Un beffardo e ingrato destino 

Ma il destino era pronto a mettersi in mezzo nel più tragico, assurdo e beffardo dei modi. Perchè alla prima gara della nuova stagione, alla “1000 km di Buenos Aires”, mentre Ignazio guida la corsa, durante il doppiaggio di Parkes, all’uscita da una curva, si ritrova improvvisamente davanti, ferma in mezzo alla pista, la Matra di Jean-Pierre Beltoise. Il francese è rimasto in panne senza benzina e sta spingendo a mano la vettura per cercare di riguadagnare i box, a dispetto di ogni buon senso e sotto gli occhi impassibili dei commissari. Beltoise ci mette pure del suo e finisce per esagerare. Non contento di occupare pericolosamente la traiettoria delle altre vetture, decide anche di correggere la deriva portandosi al fianco dell’abitacolo e finendo quindi per ostruire buona parte della carreggiata. Parkes riesce miracolosamente a scartare sul lato mentre Giunti, che sopraggiunge ad altissima velocità alle sue spalle accingendosi al sorpasso, paga le pessima visuale. Ignazio non ha scampo. L’impatto è devastante. La sua contagiosa passione si spegne nell’effimera parentesi di un istante. La sua vettura colpisce violentemente il posteriore della Matra finendo in mille pezzi e carambolando in fiamme, senza più controllo, per altri duecento lunghi metri di pista. Quella di Ignazio è una morte assurda che denuncia tutti i limiti di quel mondo che non ha pensato di adeguare i propri codici di comportamento alle velocità dei bolidi ed ai rischi che corrono i piloti.
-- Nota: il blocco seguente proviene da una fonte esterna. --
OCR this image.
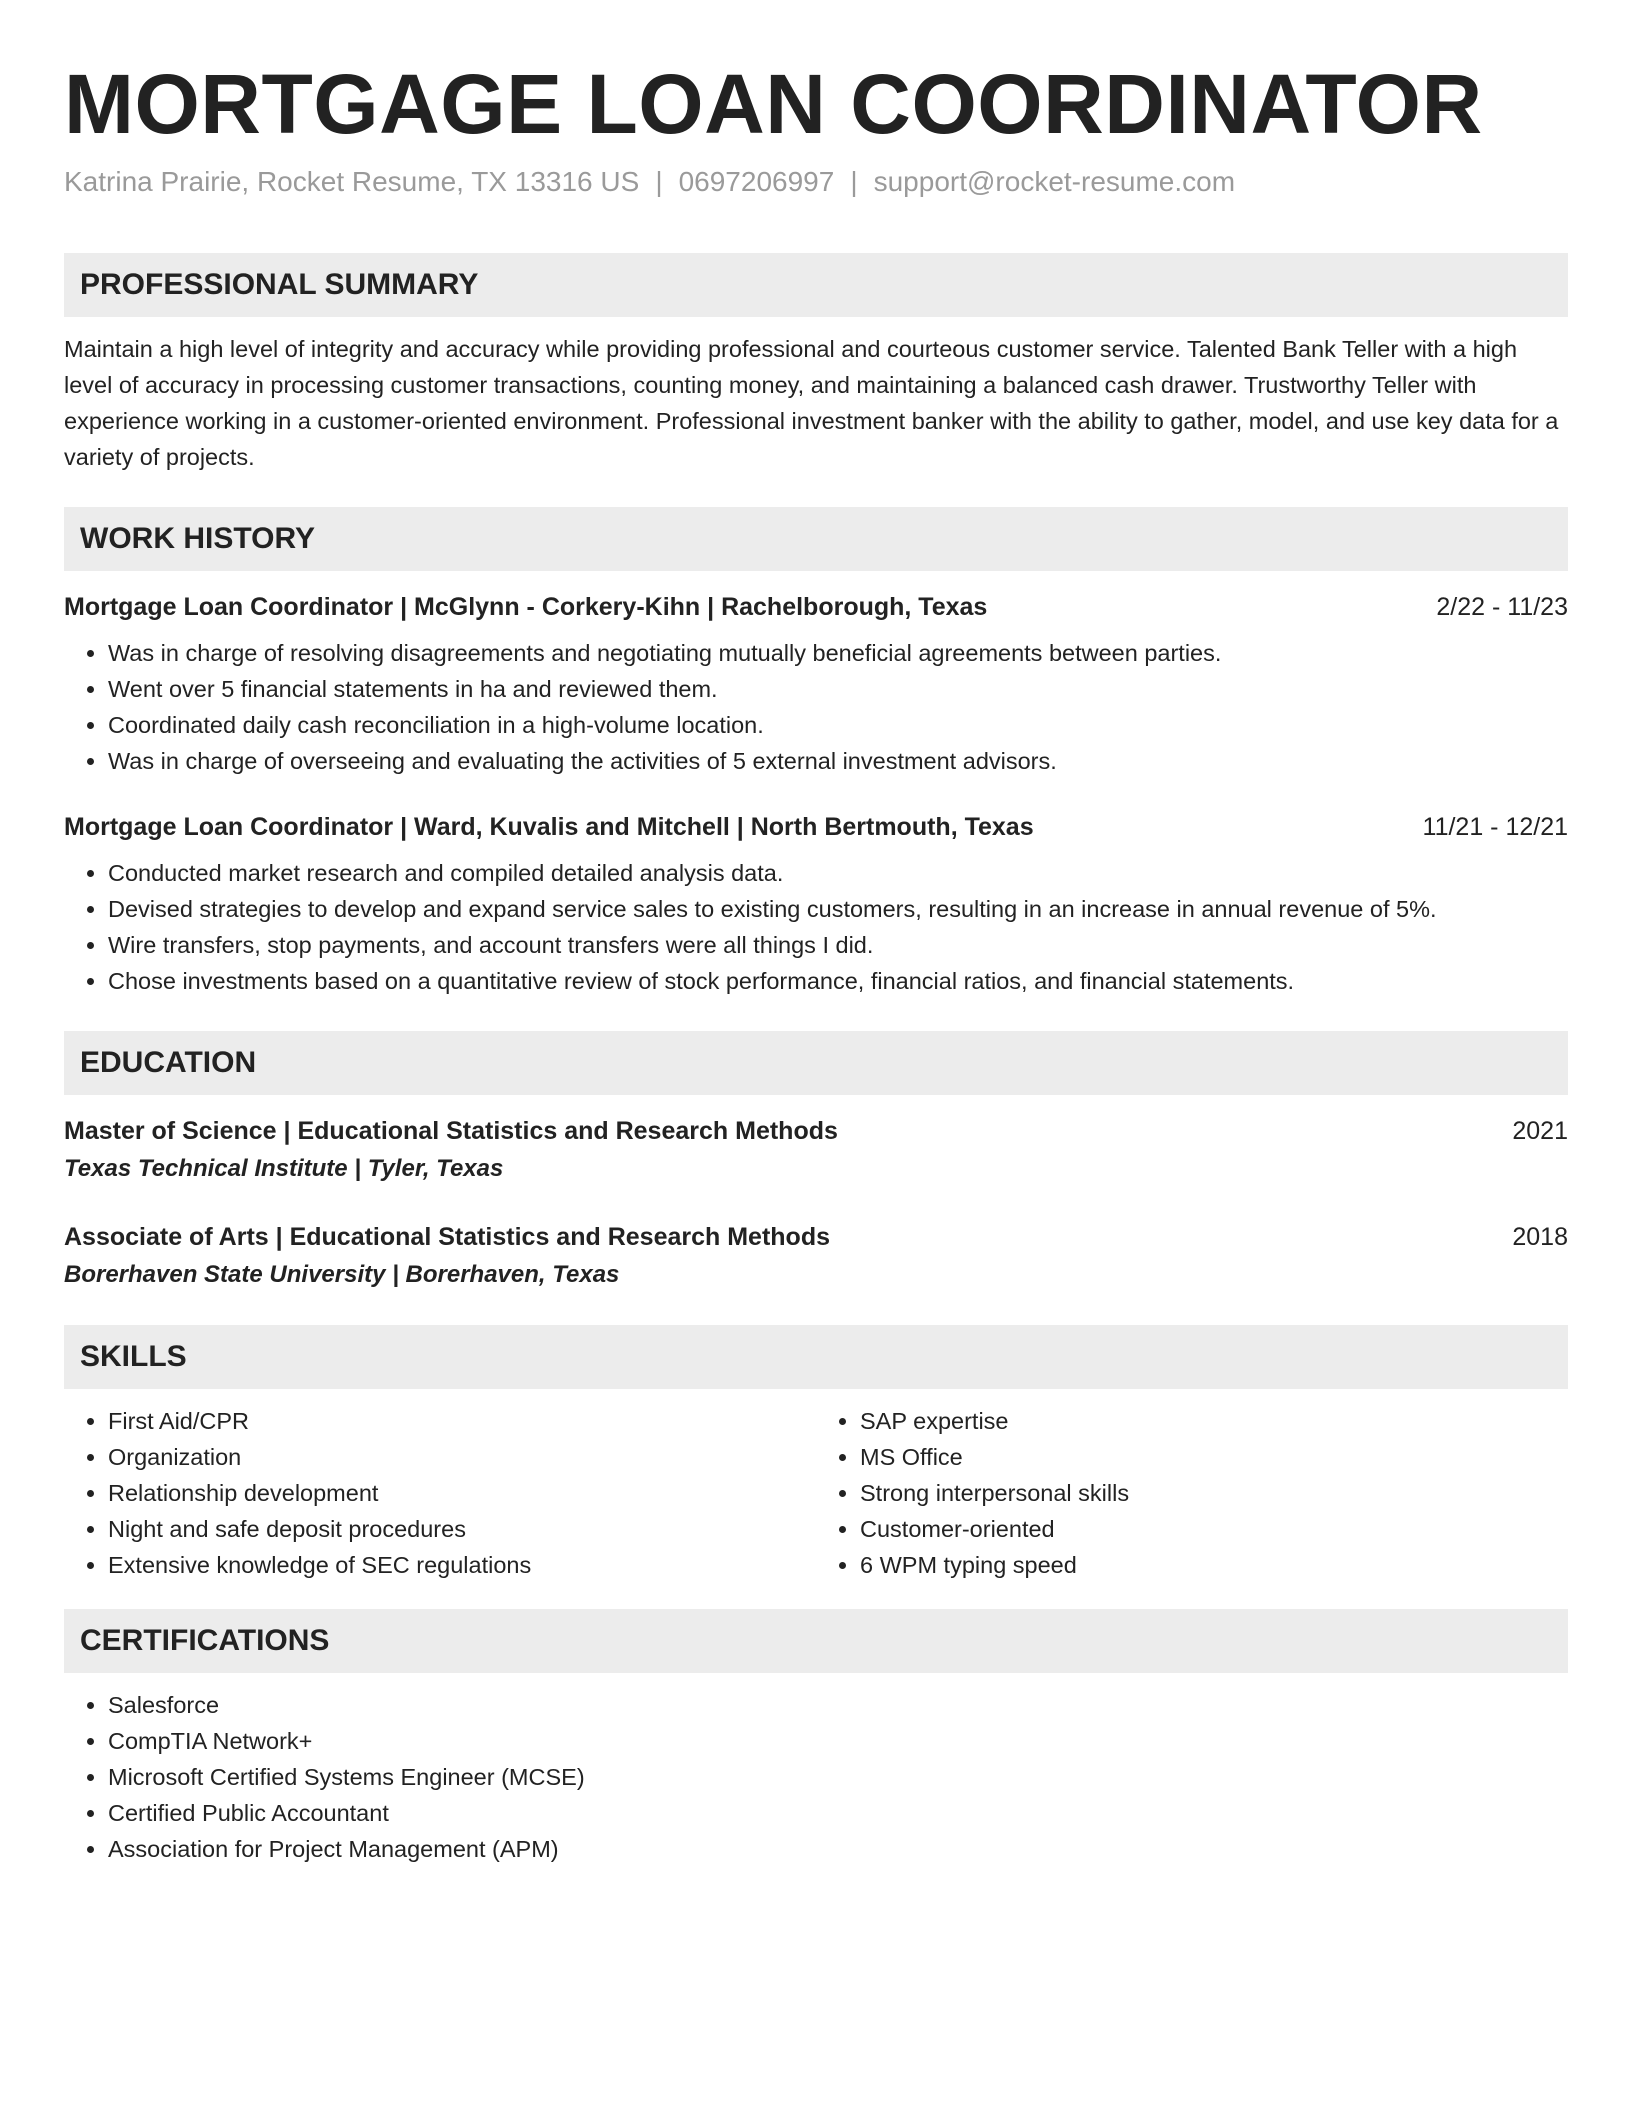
MORTGAGE LOAN COORDINATOR
Katrina Prairie, Rocket Resume, TX 13316 US | 0697206997 | support@rocket-resume.com
PROFESSIONAL SUMMARY
Maintain a high level of integrity and accuracy while providing professional and courteous customer service. Talented Bank Teller with a high level of accuracy in processing customer transactions, counting money, and maintaining a balanced cash drawer. Trustworthy Teller with experience working in a customer-oriented environment. Professional investment banker with the ability to gather, model, and use key data for a variety of projects.
WORK HISTORY
Mortgage Loan Coordinator | McGlynn - Corkery-Kihn | Rachelborough, Texas	2/22 - 11/23
• Was in charge of resolving disagreements and negotiating mutually beneficial agreements between parties.
• Went over 5 financial statements in ha and reviewed them.
• Coordinated daily cash reconciliation in a high-volume location.
• Was in charge of overseeing and evaluating the activities of 5 external investment advisors.
Mortgage Loan Coordinator | Ward, Kuvalis and Mitchell | North Bertmouth, Texas	11/21 - 12/21
• Conducted market research and compiled detailed analysis data.
• Devised strategies to develop and expand service sales to existing customers, resulting in an increase in annual revenue of 5%.
• Wire transfers, stop payments, and account transfers were all things I did.
• Chose investments based on a quantitative review of stock performance, financial ratios, and financial statements.
EDUCATION
Master of Science | Educational Statistics and Research Methods	2021
Texas Technical Institute | Tyler, Texas
Associate of Arts | Educational Statistics and Research Methods	2018
Borerhaven State University | Borerhaven, Texas
SKILLS
• First Aid/CPR
• Organization
• Relationship development
• Night and safe deposit procedures
• Extensive knowledge of SEC regulations
• SAP expertise
• MS Office
• Strong interpersonal skills
• Customer-oriented
• 6 WPM typing speed
CERTIFICATIONS
• Salesforce
• CompTIA Network+
• Microsoft Certified Systems Engineer (MCSE)
• Certified Public Accountant
• Association for Project Management (APM)
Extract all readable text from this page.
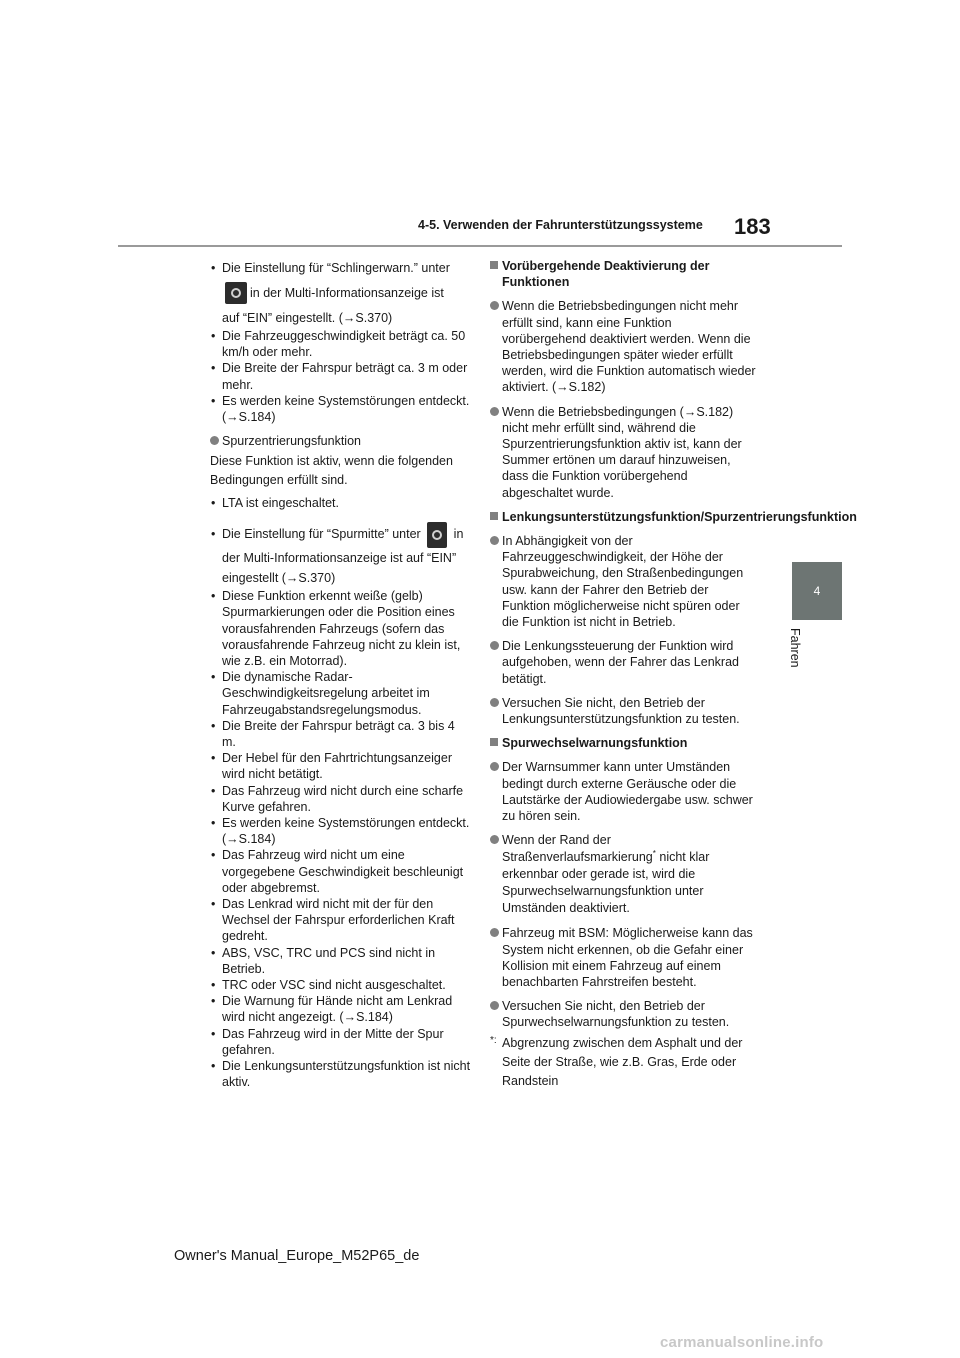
4-5. Verwenden der Fahrunterstützungssysteme 183
4
Fahren
• Die Einstellung für “Schlingerwarn.” unter
in der Multi-Informationsanzeige ist
auf “EIN” eingestellt. (→S.370)
• Die Fahrzeuggeschwindigkeit beträgt ca. 50 km/h oder mehr.
• Die Breite der Fahrspur beträgt ca. 3 m oder mehr.
• Es werden keine Systemstörungen entdeckt. (→S.184)
Spurzentrierungsfunktion
Diese Funktion ist aktiv, wenn die folgenden Bedingungen erfüllt sind.
• LTA ist eingeschaltet.
• Die Einstellung für “Spurmitte” unter	in
der Multi-Informationsanzeige ist auf “EIN”
eingestellt (→S.370)
• Diese Funktion erkennt weiße (gelb) Spurmarkierungen oder die Position eines vorausfahrenden Fahrzeugs (sofern das vorausfahrende Fahrzeug nicht zu klein ist, wie z.B. ein Motorrad).
• Die dynamische Radar-Geschwindigkeitsregelung arbeitet im Fahrzeugabstandsregelungsmodus.
• Die Breite der Fahrspur beträgt ca. 3 bis 4 m.
• Der Hebel für den Fahrtrichtungsanzeiger wird nicht betätigt.
• Das Fahrzeug wird nicht durch eine scharfe Kurve gefahren.
• Es werden keine Systemstörungen entdeckt. (→S.184)
• Das Fahrzeug wird nicht um eine vorgegebene Geschwindigkeit beschleunigt oder abgebremst.
• Das Lenkrad wird nicht mit der für den Wechsel der Fahrspur erforderlichen Kraft gedreht.
• ABS, VSC, TRC und PCS sind nicht in Betrieb.
• TRC oder VSC sind nicht ausgeschaltet.
• Die Warnung für Hände nicht am Lenkrad wird nicht angezeigt. (→S.184)
• Das Fahrzeug wird in der Mitte der Spur gefahren.
• Die Lenkungsunterstützungsfunktion ist nicht aktiv.
Vorübergehende Deaktivierung der Funktionen
Wenn die Betriebsbedingungen nicht mehr erfüllt sind, kann eine Funktion vorübergehend deaktiviert werden. Wenn die Betriebsbedingungen später wieder erfüllt werden, wird die Funktion automatisch wieder aktiviert. (→S.182)
Wenn die Betriebsbedingungen (→S.182) nicht mehr erfüllt sind, während die Spurzentrierungsfunktion aktiv ist, kann der Summer ertönen um darauf hinzuweisen, dass die Funktion vorübergehend abgeschaltet wurde.
Lenkungsunterstützungsfunktion/Spurzentrierungsfunktion
In Abhängigkeit von der Fahrzeuggeschwindigkeit, der Höhe der Spurabweichung, den Straßenbedingungen usw. kann der Fahrer den Betrieb der Funktion möglicherweise nicht spüren oder die Funktion ist nicht in Betrieb.
Die Lenkungssteuerung der Funktion wird aufgehoben, wenn der Fahrer das Lenkrad betätigt.
Versuchen Sie nicht, den Betrieb der Lenkungsunterstützungsfunktion zu testen.
Spurwechselwarnungsfunktion
Der Warnsummer kann unter Umständen bedingt durch externe Geräusche oder die Lautstärke der Audiowiedergabe usw. schwer zu hören sein.
Wenn der Rand der Straßenverlaufsmarkierung* nicht klar erkennbar oder gerade ist, wird die Spurwechselwarnungsfunktion unter Umständen deaktiviert.
Fahrzeug mit BSM: Möglicherweise kann das System nicht erkennen, ob die Gefahr einer Kollision mit einem Fahrzeug auf einem benachbarten Fahrstreifen besteht.
Versuchen Sie nicht, den Betrieb der Spurwechselwarnungsfunktion zu testen.
*: Abgrenzung zwischen dem Asphalt und der Seite der Straße, wie z.B. Gras, Erde oder Randstein
Owner's Manual_Europe_M52P65_de
carmanualsonline.info
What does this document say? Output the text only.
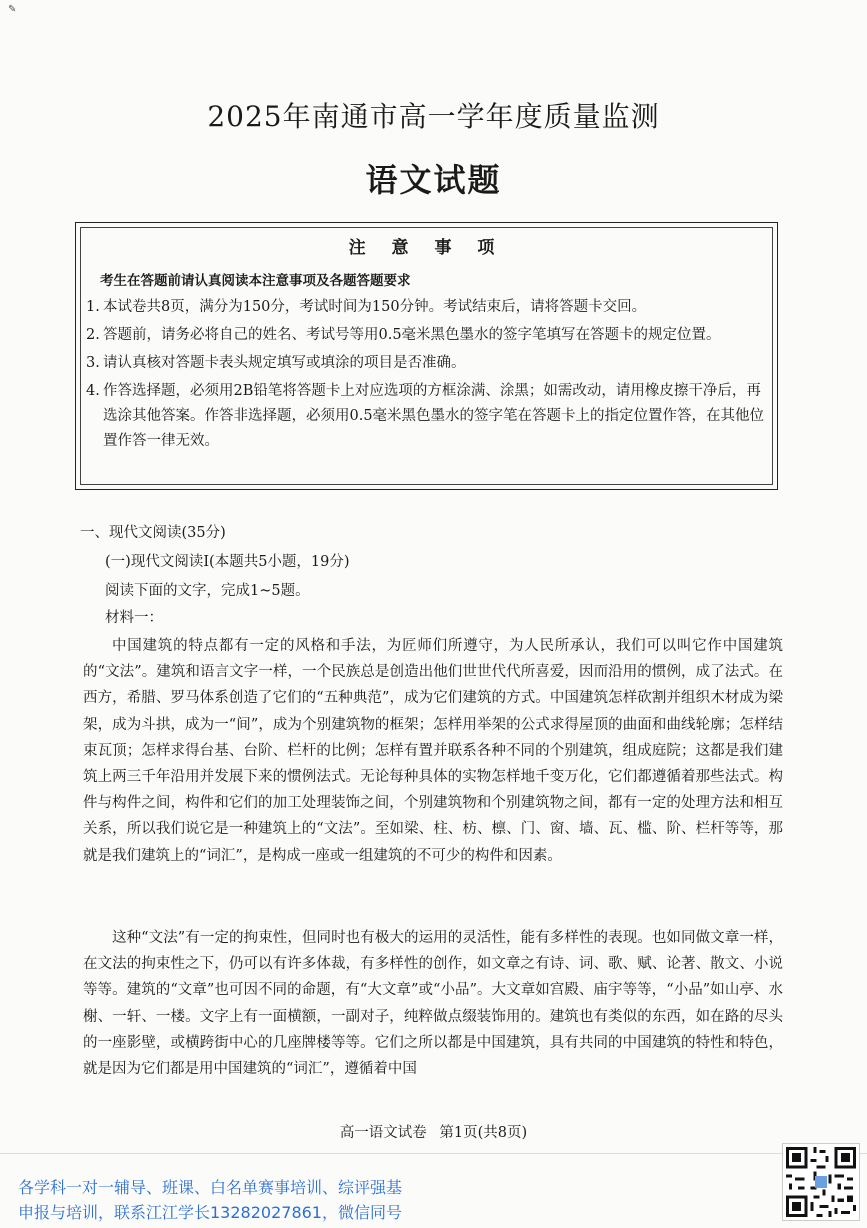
✎
2025年南通市高一学年度质量监测
语文试题
注 意 事 项
考生在答题前请认真阅读本注意事项及各题答题要求
1. 本试卷共8页，满分为150分，考试时间为150分钟。考试结束后，请将答题卡交回。
2. 答题前，请务必将自己的姓名、考试号等用0.5毫米黑色墨水的签字笔填写在答题卡的规定位置。
3. 请认真核对答题卡表头规定填写或填涂的项目是否准确。
4. 作答选择题，必须用2B铅笔将答题卡上对应选项的方框涂满、涂黑；如需改动，请用橡皮擦干净后，再选涂其他答案。作答非选择题，必须用0.5毫米黑色墨水的签字笔在答题卡上的指定位置作答，在其他位置作答一律无效。
一、现代文阅读(35分)
(一)现代文阅读Ⅰ(本题共5小题，19分)
阅读下面的文字，完成1~5题。
材料一：

中国建筑的特点都有一定的风格和手法，为匠师们所遵守，为人民所承认，我们可以叫它作中国建筑的“文法”。建筑和语言文字一样，一个民族总是创造出他们世世代代所喜爱，因而沿用的惯例，成了法式。在西方，希腊、罗马体系创造了它们的“五种典范”，成为它们建筑的方式。中国建筑怎样砍割并组织木材成为梁架，成为斗拱，成为一“间”，成为个别建筑物的框架；怎样用举架的公式求得屋顶的曲面和曲线轮廓；怎样结束瓦顶；怎样求得台基、台阶、栏杆的比例；怎样有置并联系各种不同的个别建筑，组成庭院；这都是我们建筑上两三千年沿用并发展下来的惯例法式。无论每种具体的实物怎样地千变万化，它们都遵循着那些法式。构件与构件之间，构件和它们的加工处理装饰之间，个别建筑物和个别建筑物之间，都有一定的处理方法和相互关系，所以我们说它是一种建筑上的“文法”。至如梁、柱、枋、檩、门、窗、墙、瓦、槛、阶、栏杆等等，那就是我们建筑上的“词汇”，是构成一座或一组建筑的不可少的构件和因素。

这种“文法”有一定的拘束性，但同时也有极大的运用的灵活性，能有多样性的表现。也如同做文章一样，在文法的拘束性之下，仍可以有许多体裁，有多样性的创作，如文章之有诗、词、歌、赋、论著、散文、小说等等。建筑的“文章”也可因不同的命题，有“大文章”或“小品”。大文章如宫殿、庙宇等等，“小品”如山亭、水榭、一轩、一楼。文字上有一面横额，一副对子，纯粹做点缀装饰用的。建筑也有类似的东西，如在路的尽头的一座影壁，或横跨街中心的几座牌楼等等。它们之所以都是中国建筑，具有共同的中国建筑的特性和特色，就是因为它们都是用中国建筑的“词汇”，遵循着中国

高一语文试卷 第1页(共8页)
各学科一对一辅导、班课、白名单赛事培训、综评强基
申报与培训，联系江江学长13282027861，微信同号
Quella tragedia appartiene ad un mondo precedente e distante, che deve ancora fare i conti con consuetudini pericolose e superate. 

Il “caso Giunti”

Il tragico incidente suscita un’ondata di sdegno e proteste in tutto il mondo e mette sotto processo le strutture organizzative ed i regolamenti di gara. Almeno in questo il sacrificio di Ignazio non risulterà vano. Grazie al “caso Giunti”, infatti, il settimanale AutoSprint costringerà la Federazione Internazionale ad impedire per sempre ai piloti di spingere in pista le vetture rimaste in panne. Sarà un cambiamento epocale e culturale. Quell’universo instabile stava cambiando pelle e la tragedia di Ignazio servì ad evidenziarne tutti i limiti più clamorosi. Come ricordò Merzario, “l’incidente di Giunti fu un episodio in cui il mondo delle corse cominciò seriamente a riflettere sugli errori compiuti. La posizione di Marcello Sabbatini di AutoSprint fu decisiva e servì a questo, a rendere più consapevoli gli addetti ai lavori. Per il resto anche Beltoise fu vittima delle circostanze. A quei tempi, se non riportavi in qualsiasi modo, anche a spinta, la macchina ai box, il tuo team ti fucilava.”